Any who, I’m an artsy-fartsy, bookworm of an introvert. Does this mean I spend all of my time hiding out in my room avoiding the glare of a sunshine-y day while painting landscapes of trees made up of books? I mean… that may be a possibility. I like people, really, I do. I just don’t feel the need to go out every day, or even every weekend. If I do hang out with folks, I much prefer a more reserved settings. Whether it be fishing in a quiet area or watching a TV show with a friend at their place or mine in a quiet area, the key element is quiet. Busy places tire me. Nothing against cacophony of noise locales, but I prefer it in moderation.

* I suppose it bears adding that I'm looking for a Christian man (that takes it seriously). I thought marking the "Christian (and it's important)" box was enough, but it would seem it needs blatant stating. I think it is just as important for folks to agree on a spiritual level as it is for them to agree on if they want kids or not, if they want an open relationship or not. You know, those pesky little details that kinda make or break a relationship."


Granted, I'm a female, and from what I understand, I didn't actually need to put in so much effort. Literally, the fact that I'm a living-breathing female with a face on a dating site is enough for some guys.


----------



## ISTJ_1x2 (Jan 18, 2018)

Hollie Beth said:


> "According to Studies by People That Are In The Know, left-handed folks die before right-handed folks, so if at any point you find my profile interesting, you should message me before I die from the strain of being a lefty living in a righty world. On the bright side, as a lefty, I am in my right mind (ba dum tss).


Lol, I honestly thought you were man at first because of all the Dad jokes! xD I particularly agree with the last two paragraphs in your post, valid points!

For me, I’d just put "ISTJ", and I'd be glad to start a conversation with anyone who knows what that means and who is actually willing to talk to me knowing that I am one. I don’t like dating apps though so it would just be platonic/for fun.


----------



## Hollie Beth (Apr 15, 2018)

ISTJ_1x2 said:


> Lol, I honestly thought you were man at first because of all the Dad jokes! xD I particularly agree with the last two paragraphs in your post, valid points!
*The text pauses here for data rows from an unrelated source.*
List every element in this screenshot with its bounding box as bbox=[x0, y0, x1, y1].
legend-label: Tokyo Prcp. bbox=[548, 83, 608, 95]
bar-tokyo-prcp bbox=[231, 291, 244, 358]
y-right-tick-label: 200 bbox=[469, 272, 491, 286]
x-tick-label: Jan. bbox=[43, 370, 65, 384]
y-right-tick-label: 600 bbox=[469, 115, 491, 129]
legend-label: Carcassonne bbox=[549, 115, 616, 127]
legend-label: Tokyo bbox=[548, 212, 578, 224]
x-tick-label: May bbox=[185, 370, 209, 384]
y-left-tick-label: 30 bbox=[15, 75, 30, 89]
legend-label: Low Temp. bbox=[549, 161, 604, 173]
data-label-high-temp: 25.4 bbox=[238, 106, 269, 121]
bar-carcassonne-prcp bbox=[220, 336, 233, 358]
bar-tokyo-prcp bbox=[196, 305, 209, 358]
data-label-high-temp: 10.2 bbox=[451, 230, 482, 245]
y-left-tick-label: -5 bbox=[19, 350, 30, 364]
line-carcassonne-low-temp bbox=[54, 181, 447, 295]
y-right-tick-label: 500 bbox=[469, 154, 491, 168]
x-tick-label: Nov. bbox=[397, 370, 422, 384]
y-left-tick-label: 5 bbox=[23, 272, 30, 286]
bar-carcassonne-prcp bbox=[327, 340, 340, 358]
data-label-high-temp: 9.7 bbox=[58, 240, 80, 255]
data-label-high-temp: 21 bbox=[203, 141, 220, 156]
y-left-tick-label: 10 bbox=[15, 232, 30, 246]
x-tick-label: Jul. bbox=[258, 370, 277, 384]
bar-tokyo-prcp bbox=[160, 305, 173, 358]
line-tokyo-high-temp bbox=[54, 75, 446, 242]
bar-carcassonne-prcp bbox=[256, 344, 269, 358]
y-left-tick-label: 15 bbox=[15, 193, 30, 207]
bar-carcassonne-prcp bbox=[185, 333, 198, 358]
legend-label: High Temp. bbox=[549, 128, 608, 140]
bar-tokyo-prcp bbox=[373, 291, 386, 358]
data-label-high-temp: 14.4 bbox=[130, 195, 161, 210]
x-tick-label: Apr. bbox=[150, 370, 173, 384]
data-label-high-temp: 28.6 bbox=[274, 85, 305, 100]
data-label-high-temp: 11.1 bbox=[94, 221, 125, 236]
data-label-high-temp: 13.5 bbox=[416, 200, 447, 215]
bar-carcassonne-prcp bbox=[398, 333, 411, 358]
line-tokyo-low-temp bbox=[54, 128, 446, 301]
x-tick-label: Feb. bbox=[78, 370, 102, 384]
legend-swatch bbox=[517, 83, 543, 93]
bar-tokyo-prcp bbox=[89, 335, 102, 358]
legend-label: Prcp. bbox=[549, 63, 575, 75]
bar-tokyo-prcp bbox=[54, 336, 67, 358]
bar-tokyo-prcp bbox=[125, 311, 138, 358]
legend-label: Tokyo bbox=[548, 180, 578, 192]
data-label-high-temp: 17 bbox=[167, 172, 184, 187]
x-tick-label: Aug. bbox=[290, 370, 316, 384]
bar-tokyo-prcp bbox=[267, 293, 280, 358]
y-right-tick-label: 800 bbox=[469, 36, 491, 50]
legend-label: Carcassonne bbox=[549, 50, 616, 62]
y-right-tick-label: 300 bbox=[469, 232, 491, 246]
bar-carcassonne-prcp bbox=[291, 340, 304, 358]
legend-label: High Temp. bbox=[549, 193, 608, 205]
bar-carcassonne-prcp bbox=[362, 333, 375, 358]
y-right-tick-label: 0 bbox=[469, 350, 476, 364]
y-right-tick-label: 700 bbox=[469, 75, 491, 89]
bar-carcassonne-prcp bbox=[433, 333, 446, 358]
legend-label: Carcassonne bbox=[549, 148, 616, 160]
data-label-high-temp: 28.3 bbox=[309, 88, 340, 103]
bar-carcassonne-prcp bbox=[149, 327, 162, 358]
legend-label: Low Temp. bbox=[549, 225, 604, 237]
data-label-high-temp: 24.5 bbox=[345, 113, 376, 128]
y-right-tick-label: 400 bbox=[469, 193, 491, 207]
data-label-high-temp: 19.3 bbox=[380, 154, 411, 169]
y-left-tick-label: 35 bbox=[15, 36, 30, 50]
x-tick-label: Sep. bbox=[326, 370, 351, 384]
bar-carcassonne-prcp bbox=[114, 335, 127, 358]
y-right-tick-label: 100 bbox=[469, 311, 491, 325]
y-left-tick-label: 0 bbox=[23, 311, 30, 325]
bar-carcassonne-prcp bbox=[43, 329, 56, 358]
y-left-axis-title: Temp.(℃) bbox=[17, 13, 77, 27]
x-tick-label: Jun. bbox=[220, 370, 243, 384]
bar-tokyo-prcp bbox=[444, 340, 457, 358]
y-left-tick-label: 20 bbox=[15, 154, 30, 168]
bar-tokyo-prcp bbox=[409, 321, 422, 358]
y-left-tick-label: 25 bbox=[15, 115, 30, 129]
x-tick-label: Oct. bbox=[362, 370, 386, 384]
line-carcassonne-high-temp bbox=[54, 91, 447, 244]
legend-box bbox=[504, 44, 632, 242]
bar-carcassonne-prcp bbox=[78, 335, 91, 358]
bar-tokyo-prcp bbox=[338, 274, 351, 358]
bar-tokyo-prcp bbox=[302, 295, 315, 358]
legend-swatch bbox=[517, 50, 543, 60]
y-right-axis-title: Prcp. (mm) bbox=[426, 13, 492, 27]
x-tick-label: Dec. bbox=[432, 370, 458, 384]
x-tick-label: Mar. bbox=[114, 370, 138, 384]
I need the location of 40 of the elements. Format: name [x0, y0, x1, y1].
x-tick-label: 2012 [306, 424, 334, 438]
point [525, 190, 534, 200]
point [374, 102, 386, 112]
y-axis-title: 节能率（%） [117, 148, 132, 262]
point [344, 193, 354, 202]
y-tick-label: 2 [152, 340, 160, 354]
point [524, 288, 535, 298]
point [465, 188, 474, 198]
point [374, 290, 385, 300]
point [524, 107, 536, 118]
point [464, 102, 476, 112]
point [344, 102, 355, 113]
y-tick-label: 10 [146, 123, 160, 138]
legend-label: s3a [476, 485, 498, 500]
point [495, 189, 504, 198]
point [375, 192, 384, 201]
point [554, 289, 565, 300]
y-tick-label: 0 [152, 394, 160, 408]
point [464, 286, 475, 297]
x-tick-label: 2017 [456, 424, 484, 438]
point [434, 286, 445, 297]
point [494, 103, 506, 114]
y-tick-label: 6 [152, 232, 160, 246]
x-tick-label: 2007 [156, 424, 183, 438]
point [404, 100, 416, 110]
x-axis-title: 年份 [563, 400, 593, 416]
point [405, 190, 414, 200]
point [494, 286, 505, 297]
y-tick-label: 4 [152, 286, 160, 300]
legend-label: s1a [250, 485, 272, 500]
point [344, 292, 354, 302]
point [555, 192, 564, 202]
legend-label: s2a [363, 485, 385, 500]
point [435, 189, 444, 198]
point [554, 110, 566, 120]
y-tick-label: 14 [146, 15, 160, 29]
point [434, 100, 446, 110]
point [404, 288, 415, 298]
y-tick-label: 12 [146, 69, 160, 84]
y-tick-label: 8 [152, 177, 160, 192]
Hahaha! I blame my dad. Growing up with his corny dad jokes, I guess it wore off on me.


----------



## Koniak (Apr 30, 2018)

Admire my editing skills.


----------



## Conscience Killer (Sep 4, 2017)

I am a hat enthusiast.


----------



## Coburn (Sep 3, 2010)

I guess hobbies, some basic world views I hold, and favorite activities. I'd probably be pretty boring with my write-up.


----------



## grumpytiger (Feb 23, 2016)

When I tried that shit, I talked about a couple of core values, some characteristic traits of mine, about what I do well/what I am interested in (intellectual and sports stuff alike and whatever goals), how my attitude is to people, and mentioned a bit of my bad side too, overall I tried to show something from my insides too. Oh and the most basic requirements for a relationship (but really just basics)


----------